No time was lost in endeavouring to effect an escape by charging the ice at full speed,—again and again returning to the onset; and a slow but steady progress was being made, when the field in which they were held fast, drifting before the gale, “collided” with a group of grounded bergs, and exposed the little vessel to such severe pressure, that preparations were made for abandoning her. Provisions, ammunition, camping and travelling gear, all were made ready, and the boats were lowered as far as possible at the davits. Meantime, heavy charges of gunpowder were used to blast the ice where it pressed the ship most severely; and the bergs taking a different direction, the Pandora began to recover herself, and before night settled down nearly to her usual level. In the darkness of the night, with the wind howling, and the snow and sleet driving in heavy showers, she moved ahead with the pack; and in this way continued her progress until the 27th, when the weather cleared, and Captain Young discovered that he had advanced right into the heart of Melville Bay, with no water in sight. Full in view were Capes Walker and Melville, the Peaked Hill, and huge glacier-streams embedded in the intervening valleys. All around was one vast monotonous sheet of rugged ice. It was not until the 29th that the Pandora, after many hairbreadth escapes, got into open water, in lat. 75° 50’ N., and long. 64° 55’ W. While thus imprisoned in the grasp of the floe, the explorers killed only one Polar bear, four seals, and a few little auks.

In a clear sea they now stood away to the westward, passing Capes Dudley, Digges, and Athol, and other headlands familiar in the records of Arctic adventure. At noon on the 31st, when off Wolstenholm Island, another gale overtook them, increasing rapidly to almost hurricane fury. This was an unpleasant experience; for the deck was washed by heavy seas, and it was with the greatest difficulty they avoided coming into collision with the icebergs which drifted rapidly through the snow and spray.

Reaching Cary Island, they landed to examine Captain Nares’ depôt of provisions, and found it in good preservation. The cairn had not been visited since Young’s call at the island on the 10th of September in the previous year. Afterwards they made for Sutherland Island, where they found a record of the American explorer, Captain Hartstene, dated August 16, 1855. It is with a curious feeling that, in these regions of almost perpetual winter, the voyager comes upon such faint memorials of men who, like him, have dared all the perils of ice-floes and icebergs, and adventured into seas far beyond the track of ordinary commercial enterprise.

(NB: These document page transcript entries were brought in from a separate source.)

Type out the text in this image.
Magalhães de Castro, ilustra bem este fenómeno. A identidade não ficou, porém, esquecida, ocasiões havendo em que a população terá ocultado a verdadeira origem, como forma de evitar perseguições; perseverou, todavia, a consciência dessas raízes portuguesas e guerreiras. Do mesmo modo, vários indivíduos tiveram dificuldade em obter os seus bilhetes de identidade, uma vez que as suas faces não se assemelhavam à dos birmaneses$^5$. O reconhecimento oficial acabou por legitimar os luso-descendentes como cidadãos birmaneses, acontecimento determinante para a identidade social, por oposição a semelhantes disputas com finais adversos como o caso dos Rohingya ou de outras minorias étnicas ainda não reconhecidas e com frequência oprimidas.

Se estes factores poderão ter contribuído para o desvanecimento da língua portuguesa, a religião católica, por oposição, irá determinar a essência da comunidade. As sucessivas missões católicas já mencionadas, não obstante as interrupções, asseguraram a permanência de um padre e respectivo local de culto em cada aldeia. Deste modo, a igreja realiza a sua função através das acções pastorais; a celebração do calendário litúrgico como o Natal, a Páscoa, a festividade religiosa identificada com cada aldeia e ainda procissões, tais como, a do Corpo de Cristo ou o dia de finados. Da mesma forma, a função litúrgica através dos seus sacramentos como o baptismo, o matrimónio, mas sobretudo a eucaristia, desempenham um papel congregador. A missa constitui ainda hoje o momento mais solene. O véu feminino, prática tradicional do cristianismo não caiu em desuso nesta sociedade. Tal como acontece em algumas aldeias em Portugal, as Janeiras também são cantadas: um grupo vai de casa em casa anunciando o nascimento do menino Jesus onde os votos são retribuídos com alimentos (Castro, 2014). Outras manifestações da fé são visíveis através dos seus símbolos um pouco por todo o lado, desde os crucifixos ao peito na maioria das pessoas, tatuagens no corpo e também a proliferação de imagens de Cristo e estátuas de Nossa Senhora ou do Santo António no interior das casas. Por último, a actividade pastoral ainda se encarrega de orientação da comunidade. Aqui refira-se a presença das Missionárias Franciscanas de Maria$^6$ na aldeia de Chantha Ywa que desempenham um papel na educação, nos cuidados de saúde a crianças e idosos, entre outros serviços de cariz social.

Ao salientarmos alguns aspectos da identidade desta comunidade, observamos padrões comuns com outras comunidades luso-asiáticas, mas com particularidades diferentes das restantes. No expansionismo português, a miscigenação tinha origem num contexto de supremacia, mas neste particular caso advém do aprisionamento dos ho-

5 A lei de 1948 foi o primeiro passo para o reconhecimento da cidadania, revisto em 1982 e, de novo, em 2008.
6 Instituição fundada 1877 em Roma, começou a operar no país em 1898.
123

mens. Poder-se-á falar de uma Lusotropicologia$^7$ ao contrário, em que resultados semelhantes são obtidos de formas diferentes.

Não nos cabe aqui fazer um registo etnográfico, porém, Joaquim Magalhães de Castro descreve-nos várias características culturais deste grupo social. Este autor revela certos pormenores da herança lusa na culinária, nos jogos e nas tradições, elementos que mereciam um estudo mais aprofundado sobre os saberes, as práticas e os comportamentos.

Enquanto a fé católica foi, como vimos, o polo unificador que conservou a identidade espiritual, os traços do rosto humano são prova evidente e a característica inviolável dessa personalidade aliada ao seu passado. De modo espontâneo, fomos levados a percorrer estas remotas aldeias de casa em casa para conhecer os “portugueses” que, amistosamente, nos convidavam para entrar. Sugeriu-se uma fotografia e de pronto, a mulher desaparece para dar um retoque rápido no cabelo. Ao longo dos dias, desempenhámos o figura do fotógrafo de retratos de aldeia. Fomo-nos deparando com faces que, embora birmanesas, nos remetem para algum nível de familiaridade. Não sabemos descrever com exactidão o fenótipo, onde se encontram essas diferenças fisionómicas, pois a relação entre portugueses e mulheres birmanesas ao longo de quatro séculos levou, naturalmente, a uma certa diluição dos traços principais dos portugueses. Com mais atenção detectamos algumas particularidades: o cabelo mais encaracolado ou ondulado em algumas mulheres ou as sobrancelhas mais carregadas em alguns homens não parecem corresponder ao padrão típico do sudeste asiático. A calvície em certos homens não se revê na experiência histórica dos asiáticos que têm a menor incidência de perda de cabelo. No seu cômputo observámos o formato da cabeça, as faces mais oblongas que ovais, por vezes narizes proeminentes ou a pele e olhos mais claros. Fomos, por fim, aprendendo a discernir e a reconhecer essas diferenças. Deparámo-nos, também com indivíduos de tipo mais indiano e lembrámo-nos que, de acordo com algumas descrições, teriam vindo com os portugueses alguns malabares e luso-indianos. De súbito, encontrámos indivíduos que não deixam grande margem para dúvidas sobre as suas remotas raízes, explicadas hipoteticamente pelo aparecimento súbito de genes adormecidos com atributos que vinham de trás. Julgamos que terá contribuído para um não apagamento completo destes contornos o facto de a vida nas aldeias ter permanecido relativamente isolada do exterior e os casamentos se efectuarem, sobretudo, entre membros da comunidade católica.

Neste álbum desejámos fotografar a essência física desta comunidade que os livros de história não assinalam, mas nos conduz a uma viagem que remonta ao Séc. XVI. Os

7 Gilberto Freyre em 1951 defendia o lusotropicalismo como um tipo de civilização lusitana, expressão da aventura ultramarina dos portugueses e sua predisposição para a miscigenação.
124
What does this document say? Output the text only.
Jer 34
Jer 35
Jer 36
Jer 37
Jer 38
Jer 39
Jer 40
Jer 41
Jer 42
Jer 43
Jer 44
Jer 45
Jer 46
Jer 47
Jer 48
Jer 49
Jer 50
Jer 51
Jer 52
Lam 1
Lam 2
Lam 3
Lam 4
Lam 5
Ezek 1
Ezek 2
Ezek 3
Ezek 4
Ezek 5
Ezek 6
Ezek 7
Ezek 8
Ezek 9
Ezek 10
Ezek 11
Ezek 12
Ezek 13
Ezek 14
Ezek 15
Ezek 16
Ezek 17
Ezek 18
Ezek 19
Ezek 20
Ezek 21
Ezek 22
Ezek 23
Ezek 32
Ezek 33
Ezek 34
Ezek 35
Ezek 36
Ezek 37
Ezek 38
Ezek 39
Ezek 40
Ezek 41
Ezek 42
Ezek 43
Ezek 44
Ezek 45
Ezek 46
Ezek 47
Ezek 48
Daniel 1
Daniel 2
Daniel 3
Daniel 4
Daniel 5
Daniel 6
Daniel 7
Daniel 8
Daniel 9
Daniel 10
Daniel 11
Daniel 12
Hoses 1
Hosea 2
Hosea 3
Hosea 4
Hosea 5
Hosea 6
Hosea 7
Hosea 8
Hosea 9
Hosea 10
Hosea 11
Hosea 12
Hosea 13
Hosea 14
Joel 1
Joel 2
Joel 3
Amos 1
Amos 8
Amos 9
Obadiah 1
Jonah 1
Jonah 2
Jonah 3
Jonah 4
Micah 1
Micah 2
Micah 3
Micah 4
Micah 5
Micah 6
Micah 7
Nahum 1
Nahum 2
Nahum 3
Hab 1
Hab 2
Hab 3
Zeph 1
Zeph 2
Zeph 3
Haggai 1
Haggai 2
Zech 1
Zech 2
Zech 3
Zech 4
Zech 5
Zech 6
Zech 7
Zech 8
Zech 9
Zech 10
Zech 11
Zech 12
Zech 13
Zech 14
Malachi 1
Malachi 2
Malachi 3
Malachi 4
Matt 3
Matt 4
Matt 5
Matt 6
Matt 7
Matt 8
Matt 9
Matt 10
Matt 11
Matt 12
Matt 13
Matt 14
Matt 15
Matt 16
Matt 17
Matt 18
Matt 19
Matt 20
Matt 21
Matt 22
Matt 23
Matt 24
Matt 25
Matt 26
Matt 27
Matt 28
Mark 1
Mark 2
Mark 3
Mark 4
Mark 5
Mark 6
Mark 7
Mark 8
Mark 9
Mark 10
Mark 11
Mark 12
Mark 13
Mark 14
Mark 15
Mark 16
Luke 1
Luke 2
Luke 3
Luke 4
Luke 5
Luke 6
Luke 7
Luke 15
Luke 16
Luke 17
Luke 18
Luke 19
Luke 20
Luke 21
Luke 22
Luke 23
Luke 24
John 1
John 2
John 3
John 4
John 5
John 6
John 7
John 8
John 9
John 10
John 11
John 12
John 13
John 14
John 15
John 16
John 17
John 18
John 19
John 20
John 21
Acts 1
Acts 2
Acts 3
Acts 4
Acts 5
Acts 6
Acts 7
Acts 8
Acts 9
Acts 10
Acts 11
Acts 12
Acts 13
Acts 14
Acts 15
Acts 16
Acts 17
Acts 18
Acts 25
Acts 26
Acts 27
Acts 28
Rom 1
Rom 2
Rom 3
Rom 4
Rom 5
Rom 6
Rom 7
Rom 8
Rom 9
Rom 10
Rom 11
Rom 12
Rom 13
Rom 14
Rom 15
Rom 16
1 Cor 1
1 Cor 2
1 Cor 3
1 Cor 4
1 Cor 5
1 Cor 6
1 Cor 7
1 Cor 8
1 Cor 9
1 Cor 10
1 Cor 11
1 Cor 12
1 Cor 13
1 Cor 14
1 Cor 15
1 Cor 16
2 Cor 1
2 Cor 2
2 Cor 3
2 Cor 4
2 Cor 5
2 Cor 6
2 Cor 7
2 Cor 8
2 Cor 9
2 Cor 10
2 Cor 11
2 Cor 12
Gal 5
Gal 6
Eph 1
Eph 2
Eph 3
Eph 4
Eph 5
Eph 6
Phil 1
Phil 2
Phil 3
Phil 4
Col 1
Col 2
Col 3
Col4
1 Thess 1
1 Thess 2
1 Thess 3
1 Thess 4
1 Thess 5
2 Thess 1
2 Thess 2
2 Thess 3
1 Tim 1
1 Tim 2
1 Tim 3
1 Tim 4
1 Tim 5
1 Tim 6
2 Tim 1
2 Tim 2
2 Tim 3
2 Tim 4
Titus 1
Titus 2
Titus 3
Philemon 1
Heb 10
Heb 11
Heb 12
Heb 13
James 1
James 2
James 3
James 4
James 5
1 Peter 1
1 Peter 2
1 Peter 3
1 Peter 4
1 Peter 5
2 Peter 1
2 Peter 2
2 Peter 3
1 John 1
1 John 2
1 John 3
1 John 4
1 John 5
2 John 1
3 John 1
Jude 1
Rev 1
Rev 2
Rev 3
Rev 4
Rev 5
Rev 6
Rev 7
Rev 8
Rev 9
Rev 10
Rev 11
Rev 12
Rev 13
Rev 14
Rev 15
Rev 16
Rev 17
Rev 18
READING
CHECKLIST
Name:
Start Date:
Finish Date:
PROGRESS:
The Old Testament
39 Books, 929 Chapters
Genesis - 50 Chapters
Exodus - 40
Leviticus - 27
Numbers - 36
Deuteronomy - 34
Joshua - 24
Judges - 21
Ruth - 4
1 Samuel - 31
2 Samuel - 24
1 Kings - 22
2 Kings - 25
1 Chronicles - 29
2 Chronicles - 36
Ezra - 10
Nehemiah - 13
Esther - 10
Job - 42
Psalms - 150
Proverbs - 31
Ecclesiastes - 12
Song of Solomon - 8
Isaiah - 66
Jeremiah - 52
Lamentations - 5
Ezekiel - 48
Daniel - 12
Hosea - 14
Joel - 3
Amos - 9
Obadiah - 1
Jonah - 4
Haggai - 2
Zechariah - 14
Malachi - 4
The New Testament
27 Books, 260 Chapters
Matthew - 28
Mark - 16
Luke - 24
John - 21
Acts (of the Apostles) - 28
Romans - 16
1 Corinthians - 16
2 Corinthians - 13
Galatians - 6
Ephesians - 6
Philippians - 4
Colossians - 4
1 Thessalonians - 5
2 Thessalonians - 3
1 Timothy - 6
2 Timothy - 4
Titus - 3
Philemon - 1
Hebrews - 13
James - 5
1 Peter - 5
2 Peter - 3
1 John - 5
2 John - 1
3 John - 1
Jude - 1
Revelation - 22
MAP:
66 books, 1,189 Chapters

On Littleton Island, a record of the expedition was found. The document was dated July 28, 1875, and signed by Captain Nares; and it indicated the course about to be taken by the ships under his orders. Owing to the ice-encumbered condition of the straits, however, Captain Young could not follow it up; and instead of crossing to Cape Isabella, he resolved to examine the coast in Hartstene Bay, in order to seek a harbour for the relief-ship which the Admiralty had intended to send out in 1877, in case of the non-return of the Polar Expedition. This was found on the 4th of August, not far from the Eskimo settlement of Etah, and named after the Pandora. It would seem to offer every advantage as winter quarters for Arctic discovery-ships; the surrounding hills are “dotted with Arctic hares, appearing like snow-balls on the luxurious vegetation.” The little auk breeds in thousands on the cliffs, eider fowl and guillemots haunt the waters, and the adjacent valleys and pastures are frequented by reindeer.